O mesmo já não acontece com as “meninas”. Para perceber do que fala Kikas, é preciso conhecer primeiro como funciona o seu negócio. O La Siesta está licenciado como bar, bebidas e espetáculo. Além disso, a empresária gere também uma residencial em que cobra 30 euros ao dia às cerca de 20 ou 30 mulheres que ali trabalham. O preço da diária inclui dormida, alimentação, lavandaria e transporte semanal para as que querem ir a casa nas folgas. Tudo isso entra na contabilidade. Só fica de fora o que mulheres ganham, seja com as bebidas que os clientes consomem (metade é para elas e metade para a casa), seja com o sexo que têm nos quartos e cujos lucros não dividem com ninguém: “Imagine agora o que isso representaria para as contas do Estado se a atividade de alterne e de prostituição fosse como qualquer outra profissão”, atira Kikas.
A diferença não se veria apenas nos cofres públicos e nas contribuições para a segurança social: “É também vantajoso para boa parte das mulheres imigrantes que estão na prostituição.” Ao conseguirem a legalização, escapariam à clandestinidade e consequentemente estariam mais protegidas da exploração de qualquer tipo, defende a empresária de 60 anos.
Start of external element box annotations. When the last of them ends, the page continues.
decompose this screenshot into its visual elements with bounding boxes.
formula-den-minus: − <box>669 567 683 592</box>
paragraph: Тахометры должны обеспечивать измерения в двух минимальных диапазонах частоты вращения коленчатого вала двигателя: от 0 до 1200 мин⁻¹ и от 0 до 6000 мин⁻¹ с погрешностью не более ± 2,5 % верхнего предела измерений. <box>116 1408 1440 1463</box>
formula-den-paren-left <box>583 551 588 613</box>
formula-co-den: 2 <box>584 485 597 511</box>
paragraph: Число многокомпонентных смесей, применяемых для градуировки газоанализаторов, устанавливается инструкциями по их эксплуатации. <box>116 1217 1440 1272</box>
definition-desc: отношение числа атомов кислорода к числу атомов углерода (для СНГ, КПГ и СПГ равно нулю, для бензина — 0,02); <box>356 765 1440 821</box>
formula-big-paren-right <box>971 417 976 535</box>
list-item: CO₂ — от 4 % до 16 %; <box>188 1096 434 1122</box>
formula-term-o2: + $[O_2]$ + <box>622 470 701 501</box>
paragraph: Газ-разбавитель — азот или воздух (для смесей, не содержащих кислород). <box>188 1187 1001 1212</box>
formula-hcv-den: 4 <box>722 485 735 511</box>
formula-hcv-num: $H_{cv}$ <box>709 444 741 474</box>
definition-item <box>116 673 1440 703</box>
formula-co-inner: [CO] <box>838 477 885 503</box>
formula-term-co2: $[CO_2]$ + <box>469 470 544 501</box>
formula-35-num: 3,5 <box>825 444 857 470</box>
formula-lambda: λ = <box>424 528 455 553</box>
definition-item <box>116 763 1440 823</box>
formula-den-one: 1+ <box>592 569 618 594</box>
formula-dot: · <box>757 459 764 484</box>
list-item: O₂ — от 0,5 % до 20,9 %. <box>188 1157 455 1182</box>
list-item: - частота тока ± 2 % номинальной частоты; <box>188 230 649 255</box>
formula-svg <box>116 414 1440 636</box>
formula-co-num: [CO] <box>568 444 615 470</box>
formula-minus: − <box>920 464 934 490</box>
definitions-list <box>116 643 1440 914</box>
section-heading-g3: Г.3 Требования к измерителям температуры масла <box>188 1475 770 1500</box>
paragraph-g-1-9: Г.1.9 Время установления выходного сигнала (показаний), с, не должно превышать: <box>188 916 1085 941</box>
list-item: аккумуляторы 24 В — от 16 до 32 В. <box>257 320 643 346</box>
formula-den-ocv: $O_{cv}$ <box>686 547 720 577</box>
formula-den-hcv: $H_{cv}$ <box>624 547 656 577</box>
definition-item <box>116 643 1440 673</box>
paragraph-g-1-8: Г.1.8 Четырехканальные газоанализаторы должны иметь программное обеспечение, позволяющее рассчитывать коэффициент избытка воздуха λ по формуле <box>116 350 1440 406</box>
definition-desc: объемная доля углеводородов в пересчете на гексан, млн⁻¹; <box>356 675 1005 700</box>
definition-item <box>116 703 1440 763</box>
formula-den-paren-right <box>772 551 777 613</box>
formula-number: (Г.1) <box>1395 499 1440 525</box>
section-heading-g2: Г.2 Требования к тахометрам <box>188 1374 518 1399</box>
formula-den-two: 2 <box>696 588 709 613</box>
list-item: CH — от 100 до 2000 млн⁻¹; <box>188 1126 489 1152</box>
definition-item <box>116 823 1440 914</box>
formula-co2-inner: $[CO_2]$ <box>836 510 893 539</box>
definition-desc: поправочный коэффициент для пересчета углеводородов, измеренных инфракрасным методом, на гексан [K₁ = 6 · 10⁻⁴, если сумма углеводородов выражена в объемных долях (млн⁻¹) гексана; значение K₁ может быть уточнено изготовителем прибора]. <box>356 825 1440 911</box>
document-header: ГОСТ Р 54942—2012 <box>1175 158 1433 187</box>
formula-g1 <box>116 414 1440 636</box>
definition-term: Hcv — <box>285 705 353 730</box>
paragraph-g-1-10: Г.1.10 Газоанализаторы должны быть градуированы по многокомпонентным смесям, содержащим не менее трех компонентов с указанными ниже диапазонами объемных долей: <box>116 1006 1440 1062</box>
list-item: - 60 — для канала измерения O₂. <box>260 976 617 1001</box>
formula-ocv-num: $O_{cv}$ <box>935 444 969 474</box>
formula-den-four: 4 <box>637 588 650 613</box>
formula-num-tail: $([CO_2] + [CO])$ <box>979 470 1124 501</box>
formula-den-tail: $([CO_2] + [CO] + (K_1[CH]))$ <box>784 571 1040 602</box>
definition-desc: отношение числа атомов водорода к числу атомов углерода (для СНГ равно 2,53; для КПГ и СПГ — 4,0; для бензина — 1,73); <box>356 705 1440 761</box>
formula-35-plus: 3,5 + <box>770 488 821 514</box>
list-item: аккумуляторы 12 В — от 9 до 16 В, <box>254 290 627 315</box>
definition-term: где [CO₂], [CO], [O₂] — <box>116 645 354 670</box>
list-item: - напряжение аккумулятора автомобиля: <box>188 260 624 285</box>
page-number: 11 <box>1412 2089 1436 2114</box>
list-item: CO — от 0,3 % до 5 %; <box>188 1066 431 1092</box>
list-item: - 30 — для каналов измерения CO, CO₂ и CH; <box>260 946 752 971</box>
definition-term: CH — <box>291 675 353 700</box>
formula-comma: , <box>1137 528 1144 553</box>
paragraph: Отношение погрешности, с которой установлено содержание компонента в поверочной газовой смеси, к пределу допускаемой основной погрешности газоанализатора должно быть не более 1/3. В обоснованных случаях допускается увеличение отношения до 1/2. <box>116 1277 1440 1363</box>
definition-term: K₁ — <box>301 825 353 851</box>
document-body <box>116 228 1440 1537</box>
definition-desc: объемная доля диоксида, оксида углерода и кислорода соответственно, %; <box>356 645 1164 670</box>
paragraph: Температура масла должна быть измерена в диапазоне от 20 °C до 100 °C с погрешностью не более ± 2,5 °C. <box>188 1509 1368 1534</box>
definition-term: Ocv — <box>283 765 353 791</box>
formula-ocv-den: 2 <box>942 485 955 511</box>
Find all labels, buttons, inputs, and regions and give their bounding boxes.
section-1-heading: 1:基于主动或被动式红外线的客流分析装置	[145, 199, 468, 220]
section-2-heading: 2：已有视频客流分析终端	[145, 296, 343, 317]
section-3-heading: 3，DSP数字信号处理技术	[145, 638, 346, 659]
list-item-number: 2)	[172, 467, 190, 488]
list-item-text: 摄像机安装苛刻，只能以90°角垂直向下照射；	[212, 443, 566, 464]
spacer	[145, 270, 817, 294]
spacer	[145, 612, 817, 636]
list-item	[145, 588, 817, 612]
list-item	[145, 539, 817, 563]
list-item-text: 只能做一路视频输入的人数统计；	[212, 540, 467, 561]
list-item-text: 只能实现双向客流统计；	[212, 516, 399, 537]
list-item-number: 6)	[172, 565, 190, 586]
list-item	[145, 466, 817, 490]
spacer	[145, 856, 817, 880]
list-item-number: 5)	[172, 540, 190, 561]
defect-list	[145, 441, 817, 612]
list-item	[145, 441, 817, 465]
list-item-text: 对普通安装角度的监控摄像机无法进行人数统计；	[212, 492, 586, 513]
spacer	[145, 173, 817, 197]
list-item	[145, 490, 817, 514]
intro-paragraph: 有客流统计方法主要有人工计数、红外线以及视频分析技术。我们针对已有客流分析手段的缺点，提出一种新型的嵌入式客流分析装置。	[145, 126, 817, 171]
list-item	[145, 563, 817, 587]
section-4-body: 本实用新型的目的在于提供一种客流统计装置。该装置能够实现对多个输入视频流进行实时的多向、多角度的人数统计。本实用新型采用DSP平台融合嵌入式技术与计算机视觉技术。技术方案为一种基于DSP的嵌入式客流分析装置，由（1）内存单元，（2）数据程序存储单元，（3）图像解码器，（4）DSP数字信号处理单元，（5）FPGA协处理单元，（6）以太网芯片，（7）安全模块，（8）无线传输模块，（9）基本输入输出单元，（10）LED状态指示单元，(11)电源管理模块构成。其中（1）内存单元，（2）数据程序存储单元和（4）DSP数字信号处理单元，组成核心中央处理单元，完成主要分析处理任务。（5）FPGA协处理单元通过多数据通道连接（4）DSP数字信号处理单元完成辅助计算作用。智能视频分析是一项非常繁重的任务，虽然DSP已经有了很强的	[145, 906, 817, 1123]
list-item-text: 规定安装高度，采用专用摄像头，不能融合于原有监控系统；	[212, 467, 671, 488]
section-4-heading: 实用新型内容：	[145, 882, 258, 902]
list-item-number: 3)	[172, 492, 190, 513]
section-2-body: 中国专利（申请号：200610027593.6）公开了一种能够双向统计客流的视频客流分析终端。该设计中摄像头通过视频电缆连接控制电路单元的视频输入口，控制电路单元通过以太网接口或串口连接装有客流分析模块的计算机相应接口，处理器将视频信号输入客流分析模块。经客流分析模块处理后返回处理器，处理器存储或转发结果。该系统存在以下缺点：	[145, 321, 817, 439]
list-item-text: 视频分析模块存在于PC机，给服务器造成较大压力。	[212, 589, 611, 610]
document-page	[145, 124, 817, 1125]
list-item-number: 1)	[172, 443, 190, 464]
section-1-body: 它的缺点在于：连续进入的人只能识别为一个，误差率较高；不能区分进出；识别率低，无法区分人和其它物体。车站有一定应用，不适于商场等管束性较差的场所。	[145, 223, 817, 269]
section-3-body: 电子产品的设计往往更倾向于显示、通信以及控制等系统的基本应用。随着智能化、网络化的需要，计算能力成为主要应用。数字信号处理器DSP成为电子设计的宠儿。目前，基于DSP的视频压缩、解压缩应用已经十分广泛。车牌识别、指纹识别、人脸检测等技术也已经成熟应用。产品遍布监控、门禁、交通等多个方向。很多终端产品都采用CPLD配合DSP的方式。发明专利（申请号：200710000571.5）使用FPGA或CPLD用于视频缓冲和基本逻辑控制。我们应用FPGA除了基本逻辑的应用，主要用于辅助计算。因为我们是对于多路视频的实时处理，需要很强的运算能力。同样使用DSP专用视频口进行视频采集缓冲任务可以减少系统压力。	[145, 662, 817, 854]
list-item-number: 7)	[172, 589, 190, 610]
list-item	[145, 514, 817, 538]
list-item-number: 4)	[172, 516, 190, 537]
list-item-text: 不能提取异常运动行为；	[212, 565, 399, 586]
Por mais que se diga o contrário, a prostituição não é mesmo uma profissão como as outras? Não haverá sempre o estigma que chega de todos os lados e também a vergonha de as mulheres assumirem às claras o que fazem? Até isso seria um obstáculo “perfeitamente ultrapassável” nas finanças se dispensarem as etiquetas: “Bastaria classificá-las como prestadora de serviços não especificados. Simples, não é?”
Kikas que, há 14 anos, gere o bar La Siesta, garante que nunca, “mas mesmo nunca”, tirou partido ou lucrou com a prostituição das funcionárias a trabalhar na sua casa: Por mais que a GNR ou SEF tenham desconfiado disso no início. Perdeu a conta das vezes em que a casa já foi fiscalizada e orgulha-se de ser das poucas empresárias nesta atividade, quem sabe se a única, a ser absolvida, em 2007, a pedido da defesa e do Ministério Público do crime de lenocínio: “O que acontece dentro dos quartos é com cada uma delas, não tenho, nunca tive, nem quero nada com isso.”
As mulheres que tanto são do Porto, de Lisboa ou do Algarve, como do Brasil, do leste da Europa, de Espanha ou da República Dominicana, são unicamente um meio para chamar os clientes para os espetáculos e para consumirem: “Fazem girar o meu negócio, tal qual todas as outras mulheres que mexem com as economias locais.” E a região de Santarém não é diferente de qualquer outro lugar. “Vá perguntar aos taxistas, aos restaurantes, às cabeleireiras, às esteticistas ou nas lojas de pronto-a-vestir como se sentiriam se todas as mulheres a trabalhar nas casas de alterne de Santarém desaparecessem do dia para noite”, desafia Kikas, abrindo um sorriso irónico.